In revealing last month the completion of enrollment in the midstage study, Axcella also unveiled a reshuffle of its portfolio. A trial for another asset, AXA1665 against overt hepatic encephalopathy (OHE), will be shut down. Hinshaw said the problem isn’t with the drug; it was the design of the phase 2 study.
Axcella was looking to find a neurological impact with AXA1665. OHE is a brain condition caused by liver insufficiency that can cause symptoms such as confusion, loss of small hand movements and severe personality changes. The company had already conducted two clinical trials for AXA1665, finding the therapy safe and well tolerated, and getting a hit on some biomarker data that suggested efficacy. The now-shuttered phase 2 trial was looking for 150 patients who had experienced at least one prior OHE event and had neurocognitive dysfunction.
Ultimately, the enrollment goals were just too difficult, according to Hinshaw. Axcella decided that the trial could not be executed as designed in the near term, so they cut their losses. The reprioritization allows Axcella to fully focus on NASH and long COVID.
In the long COVID trial, Axcella will assess mechanistic information on mitochondrial function and inflammation. The company will also look at key biomarkers such as lactate levels and functional measures—for example, a fatigue score in a six-minute walk.
Only a few companies are even taking a run at long COVID, and, among that small group, little progress has been made. Last week, PureTech Health announced the failure of a phase 2 trial for its candidate, bringing home the challenge Axcella is up against.

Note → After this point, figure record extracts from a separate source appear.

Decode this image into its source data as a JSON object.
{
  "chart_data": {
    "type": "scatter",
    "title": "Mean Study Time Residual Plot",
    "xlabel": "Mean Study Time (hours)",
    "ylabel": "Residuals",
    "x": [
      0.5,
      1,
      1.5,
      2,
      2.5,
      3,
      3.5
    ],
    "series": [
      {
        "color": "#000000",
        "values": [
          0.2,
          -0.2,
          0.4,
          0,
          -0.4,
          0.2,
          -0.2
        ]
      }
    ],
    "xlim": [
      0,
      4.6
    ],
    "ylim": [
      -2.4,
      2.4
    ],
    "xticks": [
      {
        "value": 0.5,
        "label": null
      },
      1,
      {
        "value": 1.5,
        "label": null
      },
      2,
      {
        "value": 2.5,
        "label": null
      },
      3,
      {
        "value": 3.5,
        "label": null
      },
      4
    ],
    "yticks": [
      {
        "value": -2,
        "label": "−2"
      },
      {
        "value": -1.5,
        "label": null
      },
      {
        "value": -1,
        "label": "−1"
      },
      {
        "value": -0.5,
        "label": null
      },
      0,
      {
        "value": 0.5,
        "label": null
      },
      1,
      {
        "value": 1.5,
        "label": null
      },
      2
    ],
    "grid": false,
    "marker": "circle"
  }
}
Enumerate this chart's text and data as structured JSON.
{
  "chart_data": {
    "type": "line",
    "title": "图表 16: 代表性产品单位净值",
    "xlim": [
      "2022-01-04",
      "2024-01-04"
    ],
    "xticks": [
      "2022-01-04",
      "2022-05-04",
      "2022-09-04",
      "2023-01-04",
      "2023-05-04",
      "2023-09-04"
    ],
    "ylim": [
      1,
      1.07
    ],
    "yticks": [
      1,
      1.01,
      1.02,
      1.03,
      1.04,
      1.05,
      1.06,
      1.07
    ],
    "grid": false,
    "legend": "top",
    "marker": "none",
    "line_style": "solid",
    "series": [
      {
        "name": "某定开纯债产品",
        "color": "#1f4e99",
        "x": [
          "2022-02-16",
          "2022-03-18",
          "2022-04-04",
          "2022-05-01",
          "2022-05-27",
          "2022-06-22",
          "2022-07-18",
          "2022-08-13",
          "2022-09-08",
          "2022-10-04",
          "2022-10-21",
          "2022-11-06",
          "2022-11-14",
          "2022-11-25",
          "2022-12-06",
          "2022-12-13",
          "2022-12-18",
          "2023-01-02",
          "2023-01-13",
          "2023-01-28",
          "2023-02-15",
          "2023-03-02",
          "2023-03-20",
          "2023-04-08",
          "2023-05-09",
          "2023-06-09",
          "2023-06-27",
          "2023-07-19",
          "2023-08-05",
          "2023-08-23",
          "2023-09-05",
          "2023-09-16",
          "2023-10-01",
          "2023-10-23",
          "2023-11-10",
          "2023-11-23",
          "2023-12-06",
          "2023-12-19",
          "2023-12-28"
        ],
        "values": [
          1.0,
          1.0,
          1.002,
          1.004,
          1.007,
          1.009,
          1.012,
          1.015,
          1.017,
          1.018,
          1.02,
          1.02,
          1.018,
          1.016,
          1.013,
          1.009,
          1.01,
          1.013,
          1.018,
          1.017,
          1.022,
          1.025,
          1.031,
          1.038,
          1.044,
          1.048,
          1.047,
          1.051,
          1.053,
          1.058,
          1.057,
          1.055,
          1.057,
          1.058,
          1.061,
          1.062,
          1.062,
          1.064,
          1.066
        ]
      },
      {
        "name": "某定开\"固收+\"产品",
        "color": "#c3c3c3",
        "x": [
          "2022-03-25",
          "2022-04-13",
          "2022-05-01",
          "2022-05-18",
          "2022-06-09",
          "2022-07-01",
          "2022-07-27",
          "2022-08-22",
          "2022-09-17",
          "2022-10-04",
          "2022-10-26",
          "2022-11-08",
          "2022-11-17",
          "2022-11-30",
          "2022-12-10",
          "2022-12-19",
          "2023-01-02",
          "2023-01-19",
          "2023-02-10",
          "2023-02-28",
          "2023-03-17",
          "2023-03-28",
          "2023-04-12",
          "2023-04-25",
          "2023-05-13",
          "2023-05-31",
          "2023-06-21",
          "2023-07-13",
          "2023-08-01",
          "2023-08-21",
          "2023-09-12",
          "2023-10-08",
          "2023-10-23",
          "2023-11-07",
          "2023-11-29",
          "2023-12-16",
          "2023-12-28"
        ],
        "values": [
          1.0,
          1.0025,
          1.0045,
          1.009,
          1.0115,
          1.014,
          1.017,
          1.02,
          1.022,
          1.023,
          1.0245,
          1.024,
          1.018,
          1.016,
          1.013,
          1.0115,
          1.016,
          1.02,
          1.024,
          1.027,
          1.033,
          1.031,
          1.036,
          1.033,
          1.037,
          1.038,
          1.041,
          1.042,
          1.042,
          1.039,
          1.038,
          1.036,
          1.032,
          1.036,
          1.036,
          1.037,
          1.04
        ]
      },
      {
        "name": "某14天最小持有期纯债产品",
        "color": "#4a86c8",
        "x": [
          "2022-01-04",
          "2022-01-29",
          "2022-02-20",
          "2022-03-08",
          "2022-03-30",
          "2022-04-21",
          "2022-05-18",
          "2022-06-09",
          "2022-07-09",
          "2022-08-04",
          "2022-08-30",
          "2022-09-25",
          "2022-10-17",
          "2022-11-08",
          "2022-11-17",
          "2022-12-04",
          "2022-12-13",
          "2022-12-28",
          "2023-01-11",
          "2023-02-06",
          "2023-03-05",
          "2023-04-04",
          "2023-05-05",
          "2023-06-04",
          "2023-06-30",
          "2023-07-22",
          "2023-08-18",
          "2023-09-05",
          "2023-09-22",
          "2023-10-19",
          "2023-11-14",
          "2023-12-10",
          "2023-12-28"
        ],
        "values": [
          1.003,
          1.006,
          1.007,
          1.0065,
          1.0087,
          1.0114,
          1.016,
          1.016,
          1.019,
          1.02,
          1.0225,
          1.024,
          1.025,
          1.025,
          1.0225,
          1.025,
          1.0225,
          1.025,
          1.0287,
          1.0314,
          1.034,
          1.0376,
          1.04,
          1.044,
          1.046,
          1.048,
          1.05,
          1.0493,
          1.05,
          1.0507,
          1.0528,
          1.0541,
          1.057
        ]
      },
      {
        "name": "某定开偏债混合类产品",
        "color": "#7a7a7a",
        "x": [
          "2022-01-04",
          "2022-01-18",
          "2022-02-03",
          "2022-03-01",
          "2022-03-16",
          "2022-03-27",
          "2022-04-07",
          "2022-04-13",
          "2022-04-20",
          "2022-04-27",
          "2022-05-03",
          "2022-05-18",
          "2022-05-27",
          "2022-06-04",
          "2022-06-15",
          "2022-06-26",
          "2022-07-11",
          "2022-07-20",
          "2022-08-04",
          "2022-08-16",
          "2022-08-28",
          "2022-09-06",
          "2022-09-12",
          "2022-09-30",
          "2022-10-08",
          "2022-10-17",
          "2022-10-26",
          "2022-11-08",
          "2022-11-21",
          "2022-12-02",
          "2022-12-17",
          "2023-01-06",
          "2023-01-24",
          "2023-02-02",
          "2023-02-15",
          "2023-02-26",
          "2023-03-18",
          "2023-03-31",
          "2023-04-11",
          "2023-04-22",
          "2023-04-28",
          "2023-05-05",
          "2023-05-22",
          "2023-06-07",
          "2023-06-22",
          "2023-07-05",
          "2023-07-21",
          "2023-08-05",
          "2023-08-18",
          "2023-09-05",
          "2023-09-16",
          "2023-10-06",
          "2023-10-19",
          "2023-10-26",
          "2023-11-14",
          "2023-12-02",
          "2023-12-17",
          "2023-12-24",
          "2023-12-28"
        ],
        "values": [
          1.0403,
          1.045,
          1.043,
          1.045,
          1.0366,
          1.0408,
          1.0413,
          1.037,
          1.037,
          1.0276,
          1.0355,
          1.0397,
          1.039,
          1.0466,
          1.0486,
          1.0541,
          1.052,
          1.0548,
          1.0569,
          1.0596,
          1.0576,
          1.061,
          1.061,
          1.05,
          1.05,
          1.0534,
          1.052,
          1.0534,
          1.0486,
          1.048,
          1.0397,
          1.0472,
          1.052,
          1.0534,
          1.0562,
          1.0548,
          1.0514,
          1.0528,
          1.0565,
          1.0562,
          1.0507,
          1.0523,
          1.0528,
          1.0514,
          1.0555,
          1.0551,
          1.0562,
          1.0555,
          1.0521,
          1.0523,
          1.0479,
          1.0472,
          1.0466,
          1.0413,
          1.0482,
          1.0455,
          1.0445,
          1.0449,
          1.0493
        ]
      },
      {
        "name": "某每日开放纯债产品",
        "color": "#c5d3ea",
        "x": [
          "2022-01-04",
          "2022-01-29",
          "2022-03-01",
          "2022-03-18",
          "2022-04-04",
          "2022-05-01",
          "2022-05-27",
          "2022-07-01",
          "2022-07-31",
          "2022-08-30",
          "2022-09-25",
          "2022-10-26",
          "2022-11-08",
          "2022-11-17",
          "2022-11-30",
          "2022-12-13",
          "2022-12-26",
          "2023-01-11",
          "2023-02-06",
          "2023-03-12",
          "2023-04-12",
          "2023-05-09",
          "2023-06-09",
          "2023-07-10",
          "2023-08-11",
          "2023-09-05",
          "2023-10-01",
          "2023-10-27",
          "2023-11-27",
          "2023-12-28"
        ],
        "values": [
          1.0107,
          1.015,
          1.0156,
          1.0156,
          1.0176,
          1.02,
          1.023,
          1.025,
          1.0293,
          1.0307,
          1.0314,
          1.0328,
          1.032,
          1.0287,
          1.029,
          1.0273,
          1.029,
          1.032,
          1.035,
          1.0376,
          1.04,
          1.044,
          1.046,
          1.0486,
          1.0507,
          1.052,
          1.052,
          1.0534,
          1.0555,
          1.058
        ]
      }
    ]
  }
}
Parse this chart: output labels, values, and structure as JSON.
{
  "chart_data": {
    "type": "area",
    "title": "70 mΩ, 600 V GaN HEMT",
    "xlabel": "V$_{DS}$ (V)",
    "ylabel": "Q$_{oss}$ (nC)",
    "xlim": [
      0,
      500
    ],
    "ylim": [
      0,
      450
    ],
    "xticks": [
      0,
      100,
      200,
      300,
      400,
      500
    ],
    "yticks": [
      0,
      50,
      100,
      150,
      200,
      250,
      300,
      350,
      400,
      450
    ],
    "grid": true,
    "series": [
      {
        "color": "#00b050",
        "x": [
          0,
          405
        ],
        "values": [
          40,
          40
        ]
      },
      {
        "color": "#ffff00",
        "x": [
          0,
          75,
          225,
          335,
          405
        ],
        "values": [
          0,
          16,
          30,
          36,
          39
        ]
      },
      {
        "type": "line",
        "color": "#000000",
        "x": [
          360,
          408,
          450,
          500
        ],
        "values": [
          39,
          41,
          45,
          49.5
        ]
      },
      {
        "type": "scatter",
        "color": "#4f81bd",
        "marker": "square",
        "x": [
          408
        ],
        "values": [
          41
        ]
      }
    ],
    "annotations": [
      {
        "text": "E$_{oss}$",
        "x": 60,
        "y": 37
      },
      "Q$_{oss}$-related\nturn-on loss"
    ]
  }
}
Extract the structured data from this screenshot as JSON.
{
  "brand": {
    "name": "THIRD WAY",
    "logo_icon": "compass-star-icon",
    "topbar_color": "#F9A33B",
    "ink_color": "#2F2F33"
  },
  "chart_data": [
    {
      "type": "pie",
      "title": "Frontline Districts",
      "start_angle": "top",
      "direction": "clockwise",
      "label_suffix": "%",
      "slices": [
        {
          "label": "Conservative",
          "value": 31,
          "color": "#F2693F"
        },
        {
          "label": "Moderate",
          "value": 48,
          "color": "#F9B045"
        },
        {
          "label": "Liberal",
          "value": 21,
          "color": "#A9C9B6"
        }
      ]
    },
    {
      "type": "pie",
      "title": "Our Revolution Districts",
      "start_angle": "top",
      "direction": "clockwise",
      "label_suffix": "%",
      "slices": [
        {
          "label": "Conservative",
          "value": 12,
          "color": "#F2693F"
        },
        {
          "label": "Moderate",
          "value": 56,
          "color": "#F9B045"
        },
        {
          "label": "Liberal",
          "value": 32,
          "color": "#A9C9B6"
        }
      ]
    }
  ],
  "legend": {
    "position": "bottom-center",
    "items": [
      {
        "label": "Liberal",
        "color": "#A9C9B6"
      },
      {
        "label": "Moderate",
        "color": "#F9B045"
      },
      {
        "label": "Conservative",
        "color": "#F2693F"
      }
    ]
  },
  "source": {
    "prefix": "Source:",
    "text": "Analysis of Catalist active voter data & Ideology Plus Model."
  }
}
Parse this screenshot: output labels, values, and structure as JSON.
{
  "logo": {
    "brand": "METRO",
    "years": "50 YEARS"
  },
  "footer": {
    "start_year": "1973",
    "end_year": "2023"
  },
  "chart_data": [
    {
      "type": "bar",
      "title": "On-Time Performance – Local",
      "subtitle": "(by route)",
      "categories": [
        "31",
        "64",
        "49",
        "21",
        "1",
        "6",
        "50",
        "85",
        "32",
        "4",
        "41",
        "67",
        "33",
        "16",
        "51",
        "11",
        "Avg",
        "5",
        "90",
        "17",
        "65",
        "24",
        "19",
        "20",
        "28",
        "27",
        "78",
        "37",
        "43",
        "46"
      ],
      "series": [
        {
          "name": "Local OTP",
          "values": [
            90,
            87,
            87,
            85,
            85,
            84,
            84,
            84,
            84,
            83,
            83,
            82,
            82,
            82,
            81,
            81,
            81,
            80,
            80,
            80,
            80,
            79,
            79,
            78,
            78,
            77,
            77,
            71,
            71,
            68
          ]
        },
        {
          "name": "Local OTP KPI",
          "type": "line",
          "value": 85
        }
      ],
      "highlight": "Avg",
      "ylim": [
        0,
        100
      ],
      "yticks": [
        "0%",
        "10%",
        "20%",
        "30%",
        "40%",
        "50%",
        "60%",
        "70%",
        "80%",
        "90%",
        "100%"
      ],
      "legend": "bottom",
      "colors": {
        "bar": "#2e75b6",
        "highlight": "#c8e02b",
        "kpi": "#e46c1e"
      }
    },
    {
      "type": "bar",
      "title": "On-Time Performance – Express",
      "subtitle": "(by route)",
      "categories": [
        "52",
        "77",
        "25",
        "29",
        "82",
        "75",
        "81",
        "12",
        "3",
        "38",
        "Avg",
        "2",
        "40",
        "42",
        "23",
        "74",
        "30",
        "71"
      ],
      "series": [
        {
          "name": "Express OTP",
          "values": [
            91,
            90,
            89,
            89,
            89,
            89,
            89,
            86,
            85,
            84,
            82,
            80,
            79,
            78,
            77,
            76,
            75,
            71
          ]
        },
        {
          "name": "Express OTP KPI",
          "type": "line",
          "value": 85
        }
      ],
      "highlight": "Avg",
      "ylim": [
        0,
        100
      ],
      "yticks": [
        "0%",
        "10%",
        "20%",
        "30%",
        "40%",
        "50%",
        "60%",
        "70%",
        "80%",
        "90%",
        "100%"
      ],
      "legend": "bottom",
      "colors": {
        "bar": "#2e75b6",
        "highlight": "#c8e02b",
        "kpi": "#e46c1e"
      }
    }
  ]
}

“Long COVID is complex,” Hinshaw said. “Our products have a very distinct profile. We are working with the body systems to address multiple dysregulated pathways at the same time and that’s unique.”
The multiple pathways approach also is the key to solving NASH, Hinshaw believes, giving Axcella a chance to succeed where others have failed.
“What I think we’ve seen in the field is people doing it through a modality of single-targeted therapies where they’ve been able to show target engagement but not on the disease to the level they would like,” Hinshaw said.
It was Axcella’s focus on developing a new class of products to rebalance the metabolic state of patients that compelled Hinshaw to leave Novartis, where he was the company’s oncology chief.
“I’ve worked on some amazing products—Gleevec, Kymriah, Afinitor—things that were true paradigm shifts,” Hinshaw said of his years at the Swiss pharma. “And that’s what Flagship-founded companies try to do. We’re looking at transformational technology.”